Subsequently, another of Glynn’s publishers, Areo, removed his articles after determining that he:
… had so closely paraphrased Michael Gurian that Gurian’s words should really have been indented as a quote rather than a simple “As Michael Gurian points out…”
“John Anthony Glynn” disappeared from the internet. Soon afterwards, though, a prolific freelance writer named “John Mac Ghlionn” began writing online. An examination of the profile pictures of John Anthony Glynn and John Mac Ghlionn heavily suggests that they are the same person:
Additionally, John Glynn and John Mac Ghlionn are both Irish, have both spent time in Thailand, have both laid claim to an academic background in psychological fields, and have both advertised an interest in or admiration for Irish Republicanism (with Glynn using the handle “Irishdawg1916” and Mac Ghlionn using a photograph of Michael Collins in his Twitter banner). How many academically-minded Irish Republicanism enthusiasts named John writing prolifically from Thailand can there be?
We at The Critic noticed this resemblance and chose not to publish Mac Ghlionn when he pitched to us. Mac Ghlionn has, however, been published extensively in the Spectator, Newsweek, the New York Post, the Catholic Herald, Courage Media and a dizzying array of other publications. His biographies suggest that he is a “psychosocial researcher”, though the nature and substance of that research is unclear.
There is nothing wrong with being prolific. (This author takes pride in the scale of his own output.) But one does have to put quality above quantity. It seems very possible that Mr Mac Ghlionn has an uncredited co-author: AI.
AI detection tools are imperfect. Still, a pattern might be telling. According to “GPTZero”, several of Mac Ghlionn’s recent articles have been AI generated. GPTZero was “highly confident” that “RFK vs Big Pharma is the battle that will define America’s future”, for Human Events, and “Peleton’s debt crisis is spinning out of control”, for the website UnHerd, and “The Philosophy of Jerry Seinfeld”, for The Philosophical Salon, were created using AI (what’s the deal with large language models?). Ironically, GPTZero also held that Mac Ghlionn’s latest Catholic Herald article “Spiritual starvation in the age of AI” was also AI generated. “Spiritual starvation” indeed.

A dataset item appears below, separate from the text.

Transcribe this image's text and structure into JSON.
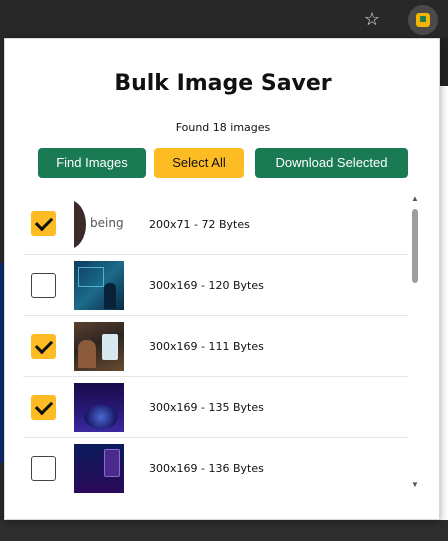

Mr Mac Ghlionn’s most controversial piece was a Newsweek article making the case that Taylor Swift was a bad role model for young women because she was unmarried and childless. According to GPTZero, this article was — yes, you’ve guessed it — created using AI. (Say what you like about Ms Swift as a role model, but I don’t think that she uses AI to generate her songs.)
Using some of my own pieces for the sake of comparison, I could find no examples of GPTZero being anything but “highly confident” that they were “entirely human”.
We asked Mac Ghlionn if he was indeed “John Anthony Glynn”, and if he was using AI to generate his articles. Mac Ghlionn denied that he was “John Anthony Glynn”, suggesting that he could not see a resemblance between their photographs (the reader may be the judge) and claiming that he arrived in Thailand 18 months ago (he wrote in an article from January 2023 of visiting Thailand “frequently”). Additionally, Mac Ghlionn made the point that “AI plagiarism detectors are notoriously unreliable”. AI plagiarism detectors are unreliable. But how often are they unreliable? And do we have cause to trust Mr Mac Ghlionn?
Freelance commentary depends on trust between contributors and editors. To misrepresent yourself and your work is to poison the well for other hopeful writers. But this case represents not just one man’s failings — or even just the problems of AI generation (which David Scullion and I warned contributors not to use for The Critic this month). It represents the failings of a media culture that prefers volume to substance when it comes to commentary. None of us are perfect — but when there is such a market for formulaic arguments and robotic prose, editors have to ask themselves what they are encouraging.